The policy recommendations’ novelty, relevance, timeliness, feasibility, appropriateness and potential impact were scrutinized by a select group of representatives from the EU Commission, Member States of the European Union, non-EU nations, international organizations, NGOs and the private sector, such as UNEP, OECD, Willis Towers Watson and the World Economic Forum. The group also generated new recommendations through reflection on the project’s findings, drawing from the assembled expertise in the room.
“Reducing price volatility in global food commodity markets will require high levels of cooperation. Government responses during crises, such as subsidizing food or restricting exports when commodity prices rise, might redistribute risks to other countries – it doesn’t help to address the real drivers of the risks, and can make matters worse.”
Magnus Benzie, CASCADES researcher and Senior Policy Fellow, Stockholm Environment Institute
“Finance needs to revisit Adam Smith’s ‘invisible hand’ to take physical climate risks into account…this will be transformational for the climate adaptation agenda”
— Cascades (@Cascades_EU) May 11, 2023
Reflections on EU governance
Researchers and workshop participants shared their views on the capacities of European institutions to manage climate risks flowing across EU countries.
The difficulties of pricing risk and so providing an economic case for adaptation action outside the EU were discussed, alongside the existing challenges of funding adaptation action. The importance of incentives in creating political will and driving uptake of recommendations was considered in this context. Confusion over, or reluctance to take ownership of cascading risk, was seen as a related stumbling block.
Concern was raised among participants that policy making in Europe can be hampered by inefficiencies and incoherence, lacks an appropriate global perspective, and is poorly suited to managing long-term, complex or uncertain risks. Participants perceived a need to look for best practice beyond the EU and Europe, to other countries and regions who may contribute to this agenda and provide co-leadership. In addition, action by the EU to improve governance of cascading risks needs to take into account that durable and continuous engagement, predictable financing and support for ongoing partnerships will be needed by those engaged.
Is the EU’s “self-focused” approach defensible when climate change impacts others before reaching the EU?
The question of justice and human rights is important when looking at responses to cascading climate risks, and participants emphasised that the CASCADES project must consider the implications of viewing or engaging with countries beyond Europe as ‘sources’ of risk cascade. Steps to prevent harm from this focus would include also considering how risk might cascade outwards from Europe and the unintended consequences of responding to cascades. Some saw many activities by the EU as neo-colonialist, marginalizing the global south, and felt acknowledgement of this could help foster dialogue and cooperation at a global scale.
Policy coherence and the effects of EU policies beyond its borders
Workshop participants felt the EU may inadvertently increase its own risk exposure by acting incoherently in its approach and interaction with other countries.
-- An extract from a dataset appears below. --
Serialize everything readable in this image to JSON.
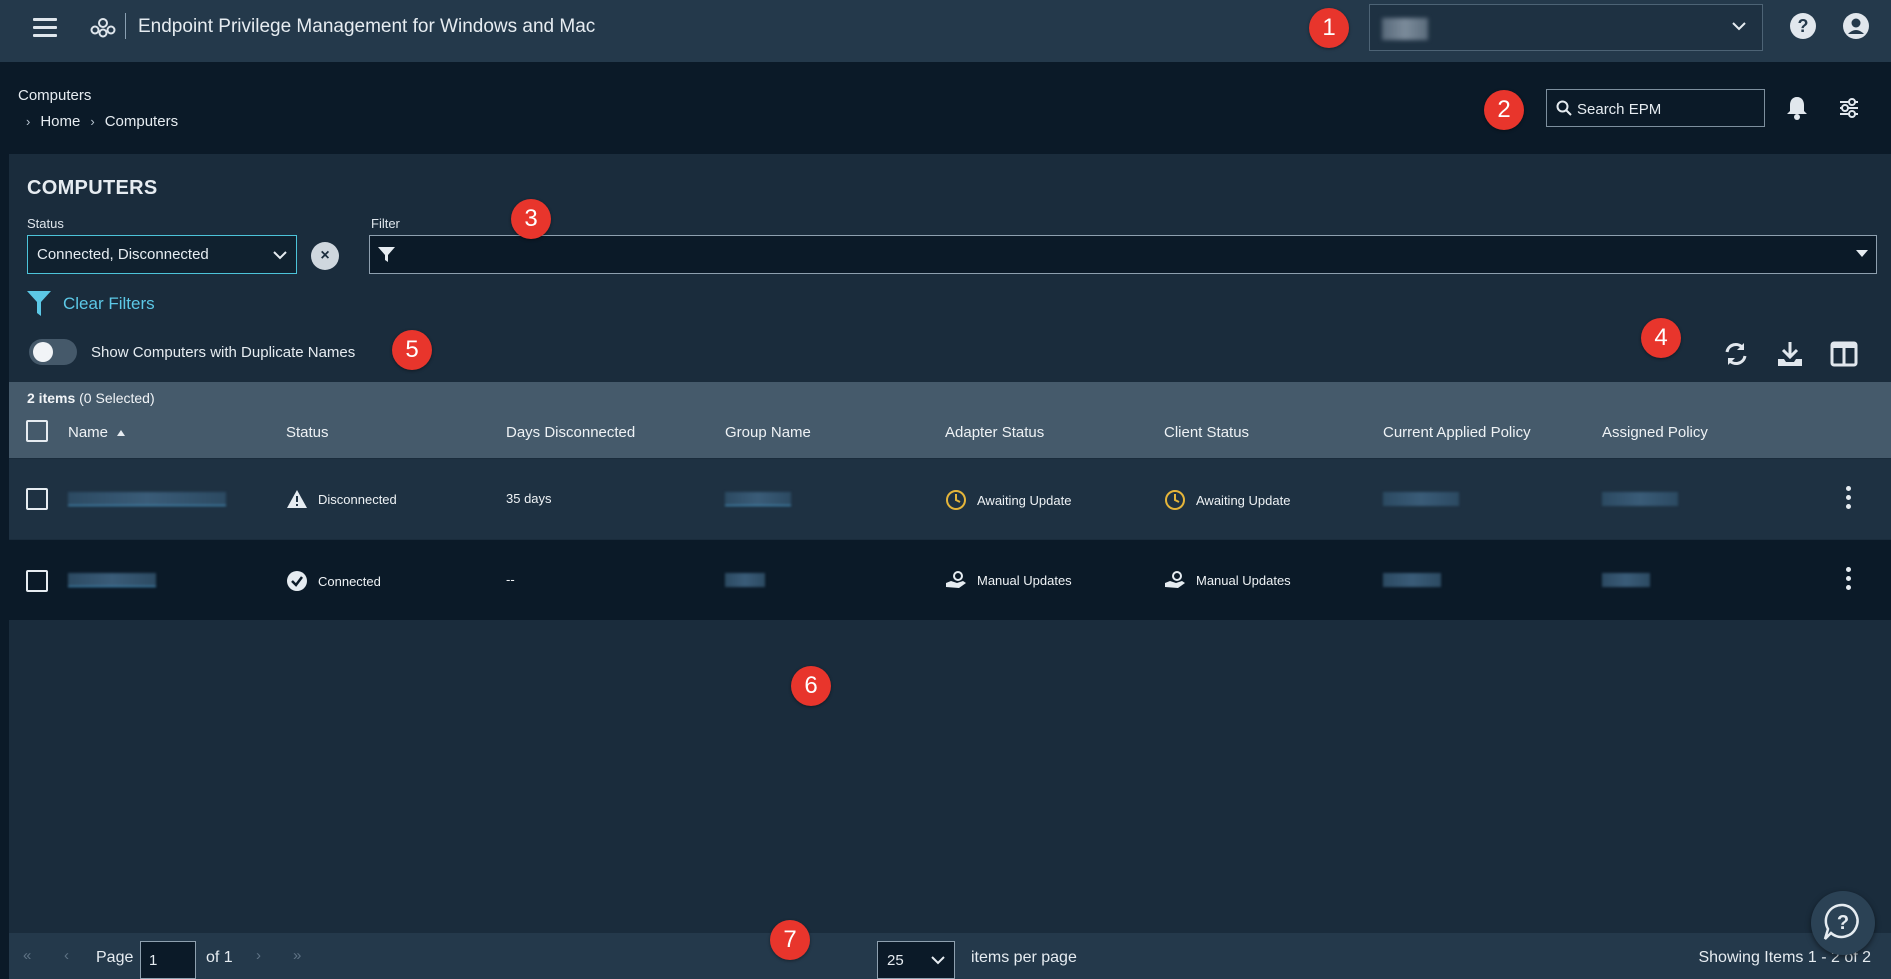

Development assistance or adaptation finance projects might actually be undermined by the negative effects of EU policies, such as trade policies on agricultural subsidies or restructuring international supply chains (e.g. in response to geopolitical tensions, or as part of a transition to a low carbon economy). For instance, incoherence between the EU’s adaptation and development objectives, the Farm to Fork Strategy and the Common Agricultural Policy must be ironed out if the EU is to make a positive contribution to global food system resilience.
For some, locally-led adaptation approaches were considered vital, whatever the geopolitical context, to thwart cascading risks at their source or point of impact.
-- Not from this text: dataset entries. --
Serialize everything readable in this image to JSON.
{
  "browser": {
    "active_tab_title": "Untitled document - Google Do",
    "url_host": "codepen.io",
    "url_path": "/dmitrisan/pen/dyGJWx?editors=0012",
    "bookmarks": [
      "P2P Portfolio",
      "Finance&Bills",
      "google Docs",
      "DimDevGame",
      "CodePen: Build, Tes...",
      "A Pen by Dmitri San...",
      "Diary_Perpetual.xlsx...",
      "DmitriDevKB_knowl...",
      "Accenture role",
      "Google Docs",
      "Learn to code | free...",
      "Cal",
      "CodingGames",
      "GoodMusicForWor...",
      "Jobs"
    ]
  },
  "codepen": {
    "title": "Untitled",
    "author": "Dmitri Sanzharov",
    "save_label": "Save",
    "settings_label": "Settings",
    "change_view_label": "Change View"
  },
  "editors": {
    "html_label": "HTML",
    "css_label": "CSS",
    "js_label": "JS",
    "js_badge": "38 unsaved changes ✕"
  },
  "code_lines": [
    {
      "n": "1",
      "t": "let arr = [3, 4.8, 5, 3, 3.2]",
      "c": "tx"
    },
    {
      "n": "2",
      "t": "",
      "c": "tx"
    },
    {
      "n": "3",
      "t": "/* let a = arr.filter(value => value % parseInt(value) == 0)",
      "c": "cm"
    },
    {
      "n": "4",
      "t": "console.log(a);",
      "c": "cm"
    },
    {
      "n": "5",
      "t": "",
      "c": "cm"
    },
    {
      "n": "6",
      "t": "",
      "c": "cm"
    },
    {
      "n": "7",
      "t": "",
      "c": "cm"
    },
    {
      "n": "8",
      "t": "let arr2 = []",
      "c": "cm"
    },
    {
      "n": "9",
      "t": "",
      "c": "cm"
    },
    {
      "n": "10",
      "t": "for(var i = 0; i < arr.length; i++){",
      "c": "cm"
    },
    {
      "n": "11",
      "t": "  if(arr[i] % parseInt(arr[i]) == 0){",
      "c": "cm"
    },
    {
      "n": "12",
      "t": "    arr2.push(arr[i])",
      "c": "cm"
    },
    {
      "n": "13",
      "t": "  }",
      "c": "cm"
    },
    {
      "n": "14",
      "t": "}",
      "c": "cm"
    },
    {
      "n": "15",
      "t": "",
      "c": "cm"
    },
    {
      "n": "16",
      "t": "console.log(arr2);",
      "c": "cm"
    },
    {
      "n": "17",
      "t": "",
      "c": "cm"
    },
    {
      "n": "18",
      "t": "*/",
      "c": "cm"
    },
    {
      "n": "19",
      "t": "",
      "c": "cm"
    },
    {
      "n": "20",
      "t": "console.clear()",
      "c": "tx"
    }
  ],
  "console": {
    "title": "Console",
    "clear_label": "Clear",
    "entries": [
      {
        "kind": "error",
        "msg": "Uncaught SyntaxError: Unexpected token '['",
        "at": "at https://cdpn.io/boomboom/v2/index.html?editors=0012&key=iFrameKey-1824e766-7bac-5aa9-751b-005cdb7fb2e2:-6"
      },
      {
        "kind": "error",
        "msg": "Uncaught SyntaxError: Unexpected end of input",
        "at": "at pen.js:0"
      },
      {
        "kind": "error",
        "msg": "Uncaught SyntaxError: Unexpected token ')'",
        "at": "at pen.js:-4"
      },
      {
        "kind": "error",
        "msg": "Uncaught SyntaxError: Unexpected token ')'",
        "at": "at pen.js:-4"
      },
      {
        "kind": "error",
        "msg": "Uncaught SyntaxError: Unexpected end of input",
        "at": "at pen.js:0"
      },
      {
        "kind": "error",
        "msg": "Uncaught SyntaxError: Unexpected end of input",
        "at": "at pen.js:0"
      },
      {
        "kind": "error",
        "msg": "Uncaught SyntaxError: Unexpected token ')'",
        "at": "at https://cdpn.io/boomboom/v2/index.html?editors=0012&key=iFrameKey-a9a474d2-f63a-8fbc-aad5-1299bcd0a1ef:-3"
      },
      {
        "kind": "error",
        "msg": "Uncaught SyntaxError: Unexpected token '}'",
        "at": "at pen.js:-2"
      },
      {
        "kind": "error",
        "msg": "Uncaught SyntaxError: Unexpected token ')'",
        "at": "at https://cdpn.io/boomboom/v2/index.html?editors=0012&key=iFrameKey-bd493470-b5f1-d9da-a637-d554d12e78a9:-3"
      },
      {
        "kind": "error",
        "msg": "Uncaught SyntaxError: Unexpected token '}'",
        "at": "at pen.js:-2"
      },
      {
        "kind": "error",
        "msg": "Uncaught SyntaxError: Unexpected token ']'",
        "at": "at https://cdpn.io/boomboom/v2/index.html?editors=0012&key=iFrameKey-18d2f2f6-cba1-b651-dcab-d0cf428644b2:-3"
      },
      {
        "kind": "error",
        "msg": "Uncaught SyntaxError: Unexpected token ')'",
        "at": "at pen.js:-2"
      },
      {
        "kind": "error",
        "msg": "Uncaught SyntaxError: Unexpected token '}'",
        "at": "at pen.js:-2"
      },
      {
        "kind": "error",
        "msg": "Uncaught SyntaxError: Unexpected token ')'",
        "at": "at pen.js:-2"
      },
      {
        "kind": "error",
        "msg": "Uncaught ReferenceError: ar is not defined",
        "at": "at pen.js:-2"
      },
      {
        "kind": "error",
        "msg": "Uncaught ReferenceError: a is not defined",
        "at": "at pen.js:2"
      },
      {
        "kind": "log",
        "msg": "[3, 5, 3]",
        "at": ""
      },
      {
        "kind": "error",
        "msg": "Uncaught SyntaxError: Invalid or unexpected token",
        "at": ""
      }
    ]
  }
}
Locally-led adaptation would, some participants felt, ideally work through indigenous or otherwise well-functioning local governance. Rooting solutions in communities, who have a vested interest in implementing them, means incentives are built-in, and opens ‘new corridors for cooperation’, including via international networks of communities and by bypassing national governments, in some cases.
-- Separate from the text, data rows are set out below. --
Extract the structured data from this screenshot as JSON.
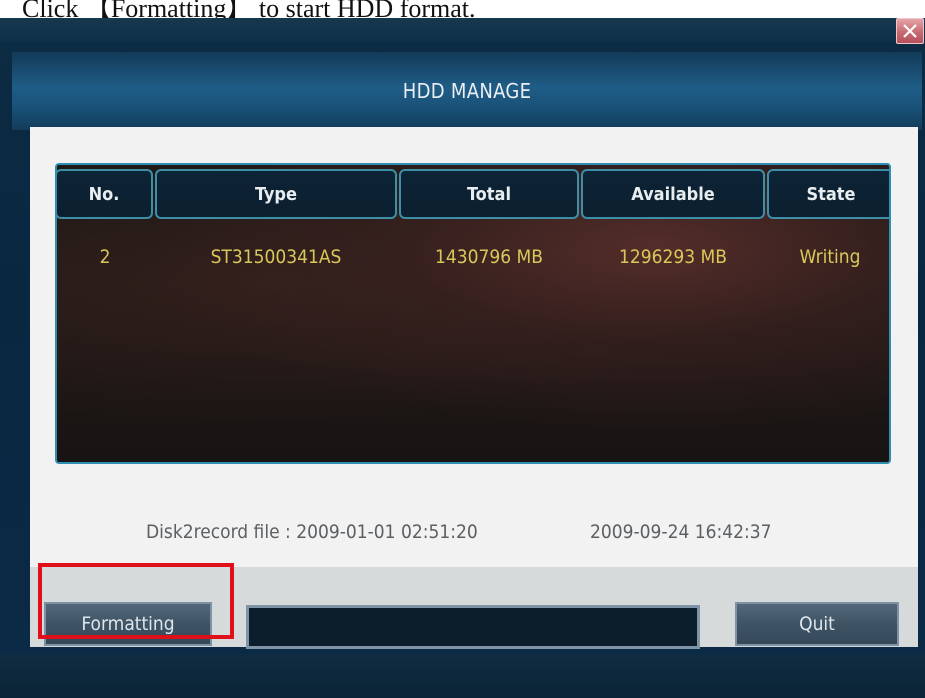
{
  "caption": {
    "text": "Click 【Formatting】 to start HDD format."
  },
  "window": {
    "title": "HDD MANAGE",
    "close_icon": "close-icon"
  },
  "table": {
    "columns": [
      "No.",
      "Type",
      "Total",
      "Available",
      "State"
    ],
    "rows": [
      {
        "no": "2",
        "type": "ST31500341AS",
        "total": "1430796 MB",
        "available": "1296293 MB",
        "state": "Writing"
      }
    ]
  },
  "record": {
    "label": "Disk2record file : 2009-01-01 02:51:20",
    "end": "2009-09-24 16:42:37"
  },
  "buttons": {
    "formatting": "Formatting",
    "quit": "Quit"
  },
  "progress": {
    "value": 0
  },
  "colors": {
    "accent_blue": "#1f5c86",
    "table_text": "#d8c85a",
    "highlight": "#e0101a"
  }
}
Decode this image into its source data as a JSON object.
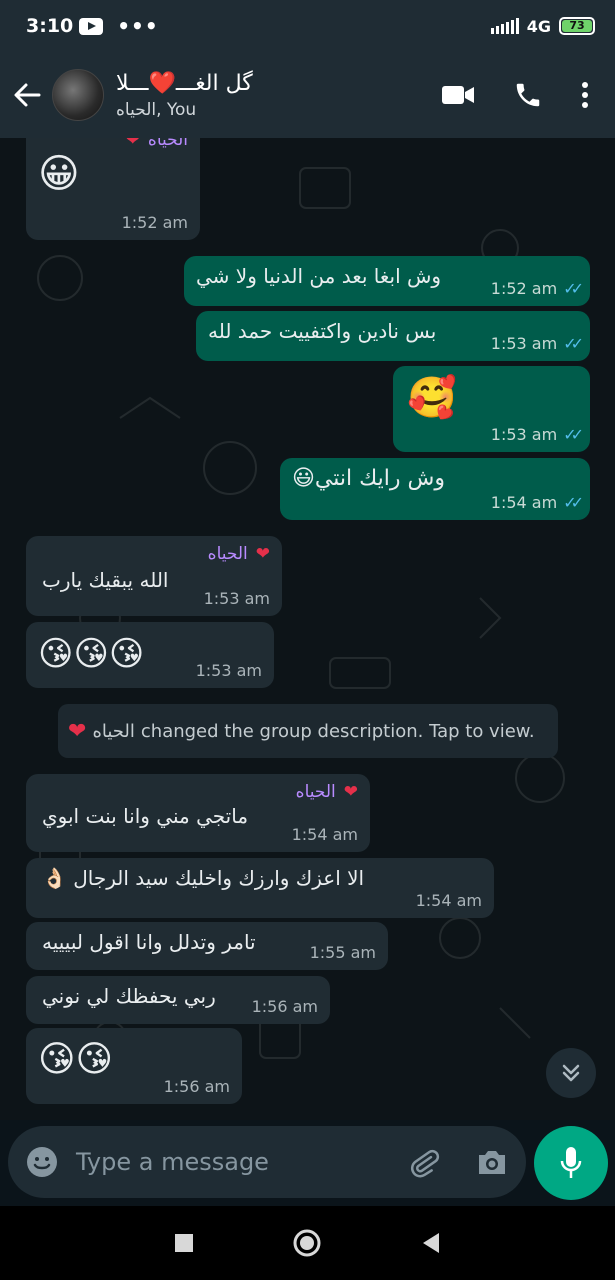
{
  "status_bar": {
    "time": "3:10",
    "network": "4G",
    "battery": "73"
  },
  "header": {
    "title": "گل الغـــ❤️ـــلا",
    "subtitle": "الحياه, You"
  },
  "messages": [
    {
      "sender": "الحياه",
      "text": "😀",
      "time": "1:52 am"
    },
    {
      "text": "وش ابغا بعد من الدنيا ولا شي",
      "time": "1:52 am"
    },
    {
      "text": "بس نادين واكتفييت حمد لله",
      "time": "1:53 am"
    },
    {
      "text": "🥰",
      "time": "1:53 am"
    },
    {
      "text": "وش رايك انتي😃",
      "time": "1:54 am"
    },
    {
      "sender": "الحياه",
      "text": "الله يبقيك يارب",
      "time": "1:53 am"
    },
    {
      "text": "😘😘😘",
      "time": "1:53 am"
    },
    {
      "sender": "الحياه",
      "text": "ماتجي مني وانا بنت ابوي",
      "time": "1:54 am"
    },
    {
      "text": "الا اعزك وارزك واخليك سيد الرجال 👌🏻",
      "time": "1:54 am"
    },
    {
      "text": "تامر وتدلل وانا اقول لبيييه",
      "time": "1:55 am"
    },
    {
      "text": "ربي يحفظك لي نوني",
      "time": "1:56 am"
    },
    {
      "text": "😘😘",
      "time": "1:56 am"
    }
  ],
  "system_message": {
    "name": "الحياه",
    "text": "changed the group description. Tap to view."
  },
  "input": {
    "placeholder": "Type a message"
  }
}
The cascading nature of impacts go beyond the climate projections predicted and unpacked through models. Participants emphasized the need to acknowledge limits, but also to push for resilience-building measures that are ‘no regret’ in the face of this complexity and uncertainty.
“It’s about helping people to thrive in conditions of great change and uncertainty”
— Cascades (@Cascades_EU) May 17, 2023
The CASCADES project team will produce final sets of recommendations for use in dissemination events in cities across Europe in 2023.
A report on the recommendations is planned for publication in September–October 2023.